I try very hard to avoid using queries that have to write out data to intermediate tables, because that imposes an extra step in updating the data. I might use intermediate tables in an ETL process, but not for data for Tableau.
Why Use Microsoft Access with Tableau?
Given all I’ve dished out on Access, why use it? I think this can be divided in general into two cases, one is “Why Use Access vs. Excel?”, the other is “Why Use MS Access vs. Another Database?”
When it comes to Access vs. Excel, I’m pretty hands-down in favor of Access for data validation alone. As much as we can use Excel like a database (and I have), Excel is fundamentally not a database. Microsoft has a free Access runtime, so setting up a form or data entry table in Access that has valid fields with real data types is as fast or faster than Excel, can have indexes and referential integrity built-in, and then the data can be instantly ready for analysis. Queries are re-usable, whereas in Excel unless you’re careful you’ll end up rebuilding multiple tables connections again and again.

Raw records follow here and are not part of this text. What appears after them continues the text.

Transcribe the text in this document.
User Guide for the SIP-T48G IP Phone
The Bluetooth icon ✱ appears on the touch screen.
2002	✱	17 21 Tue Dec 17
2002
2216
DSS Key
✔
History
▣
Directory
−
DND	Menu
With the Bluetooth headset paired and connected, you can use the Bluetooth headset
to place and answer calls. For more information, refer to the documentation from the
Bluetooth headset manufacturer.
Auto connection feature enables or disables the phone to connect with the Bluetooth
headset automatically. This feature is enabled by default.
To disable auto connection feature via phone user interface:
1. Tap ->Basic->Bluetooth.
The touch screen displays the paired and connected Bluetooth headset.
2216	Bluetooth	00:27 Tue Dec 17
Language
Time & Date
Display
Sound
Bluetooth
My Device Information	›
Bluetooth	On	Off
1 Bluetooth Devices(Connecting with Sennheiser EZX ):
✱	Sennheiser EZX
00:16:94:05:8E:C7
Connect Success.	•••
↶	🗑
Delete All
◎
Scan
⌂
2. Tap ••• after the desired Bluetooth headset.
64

For Access vs. most any other database, that other database almost certainly will have more functionality and performance than Access. However, there are a few points in Access’s favor:
- Skill needed: As much as the various vendors have improved usability over the years, Access is much easier to use and administer (with caveats about Access’s limits). With Access’s visual query designer, I can teach an RN with few technical skills how to write a valid, usable query without them ever having to learn SQL. The data window is familiar to my users from MS Excel and easy to get data in & out of.
- License cost: Certainly there are free options like MySQL, Postgres, and SQL Server Express, however if you’re looking at paid software a few Access licenses will be a lot cheaper than even the maintenance on a paid option.
- What’s available and usable functionality: For example, the fastest SQL Server in the world isn’t so useful if your DBA hasn’t given you permissions to create a view on it (yes, I’ve heard of this happening). Besides the control, Access can be used to connect to most anything out there and create federated databases where a linked table in Access is pointing to SQL Server, see http://office.microsoft.com/en-us/access-help/import-or-link-to-sql-server-data-HA010200494.aspx for one set of instructions.
I think of Access as kind of like a Swiss army knife, within a certain range of tasks and requirements it’s quite functional, beyond that we have to resort to other tools. If you’re exploring using Access and Tableau, I hope this is useful for you, if you have any comments please leave them below!